Le romanesque, Antonin Peretjatko s’efforce de le ressusciter dans Les Rendez-vous du samedi, qui télescope deux régimes de représentation distincts : d’un côté, des images de la répression des Gilets jaunes, tournées caméra 35mm au poing dans les rues de Paris en 2018 et 2019 ; de l’autre, une bulle fantasmatique que se ménage le narrateur du film, régulièrement attendu par des créatures graciles sur les toits de Paris, seul endroit « où l’on peut sortir librement » : on bascule alors dans la temporalité du confinement, occupée par le cinéaste et son désir, comme un « refuge à la laideur de l’époque ». Son regard paraîtra sans doute désuet, voire problématique, à certains spectateurs et spectatrices qui lui reprocheront son penchant pour des archétypes féminins hérités de la Nouvelle Vague.

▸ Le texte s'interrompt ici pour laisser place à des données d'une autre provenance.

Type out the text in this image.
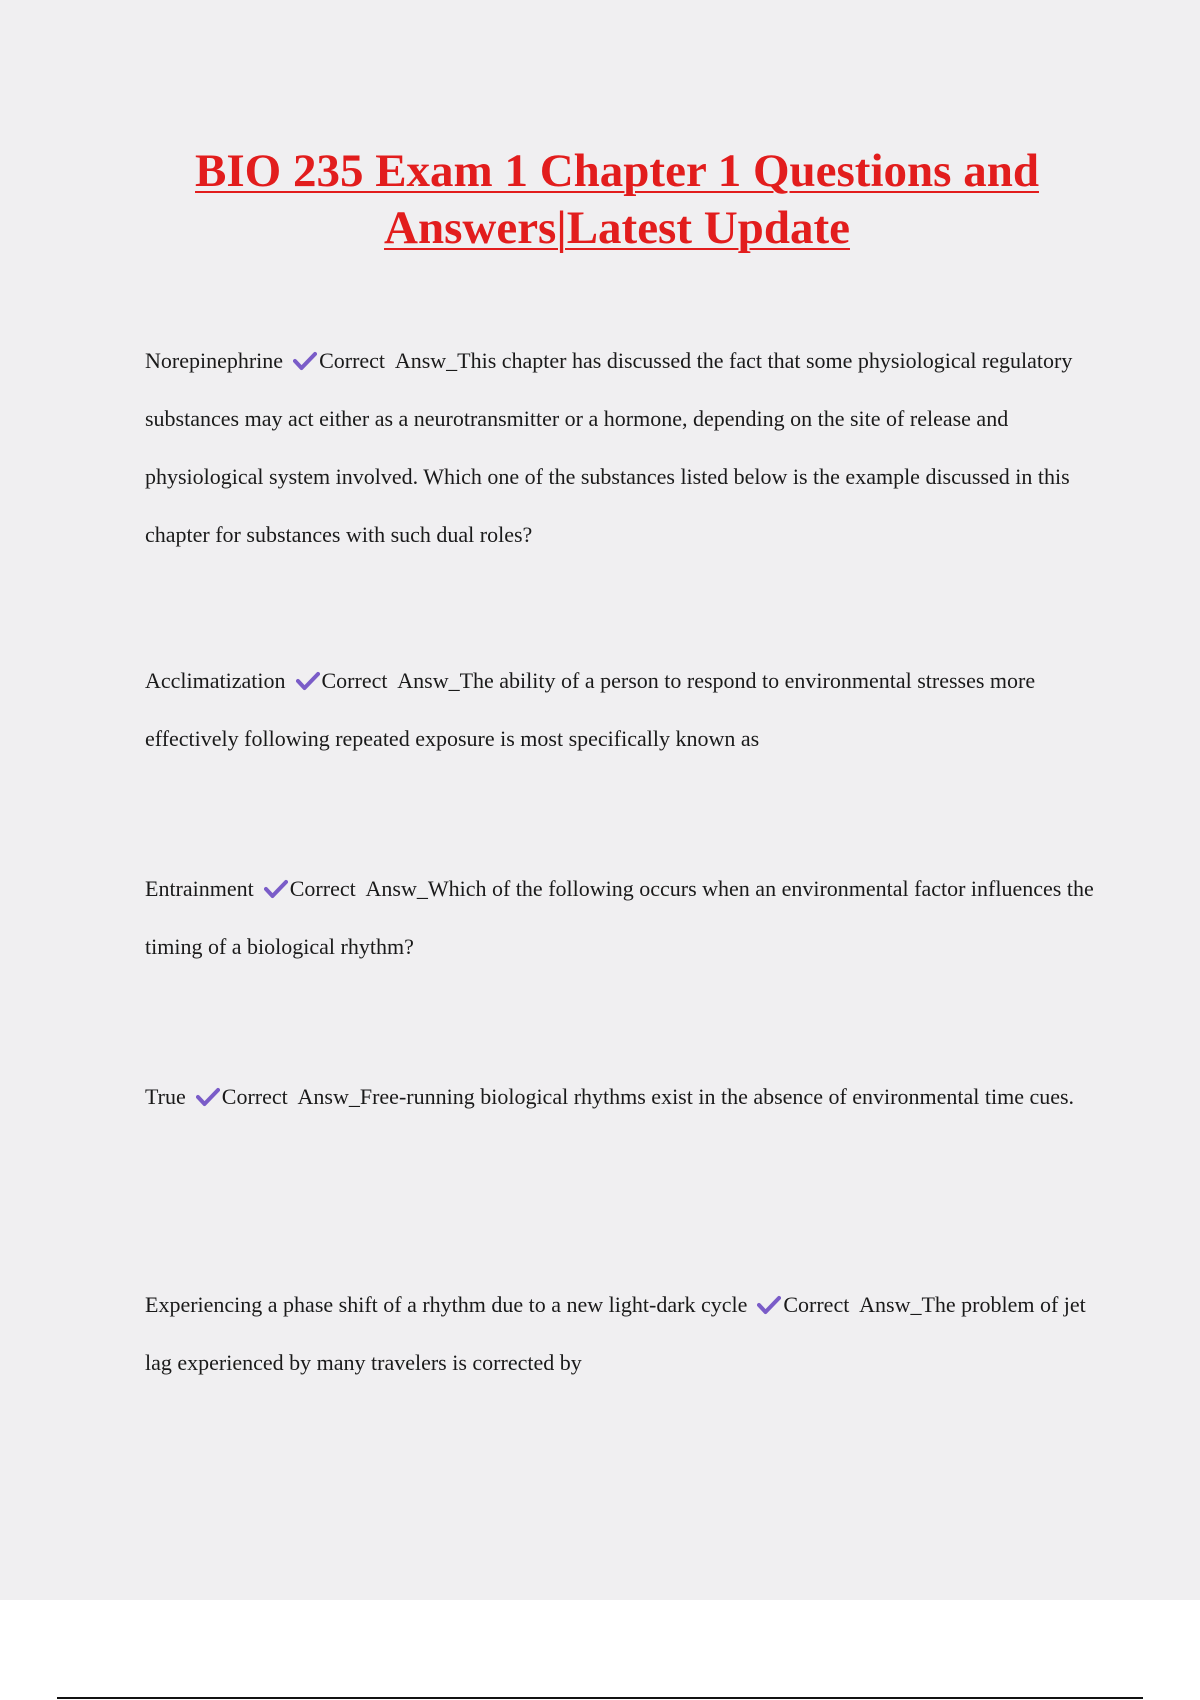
BIO 235 Exam 1 Chapter 1 Questions and Answers|Latest Update

Norepinephrine Correct  Answ_This chapter has discussed the fact that some physiological regulatory substances may act either as a neurotransmitter or a hormone, depending on the site of release and physiological system involved. Which one of the substances listed below is the example discussed in this chapter for substances with such dual roles?

Acclimatization Correct  Answ_The ability of a person to respond to environmental stresses more effectively following repeated exposure is most specifically known as

Entrainment Correct  Answ_Which of the following occurs when an environmental factor influences the timing of a biological rhythm?

True Correct  Answ_Free-running biological rhythms exist in the absence of environmental time cues.

Experiencing a phase shift of a rhythm due to a new light-dark cycle Correct  Answ_The problem of jet lag experienced by many travelers is corrected by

Une filiation assumée qui vaut à tout point de vue, y compris pour le témoignage des brutalités policières que constitue avant tout le film, placé sous la figure tutélaire du Chris Marker du Fonds de l’air est rouge. La tentation romantique à laquelle il cède volontiers n’amoindrit pas l’âpreté de ce document arraché à la rue, qui rappelle opportunément les brutalités policières dont elle est devenue le théâtre.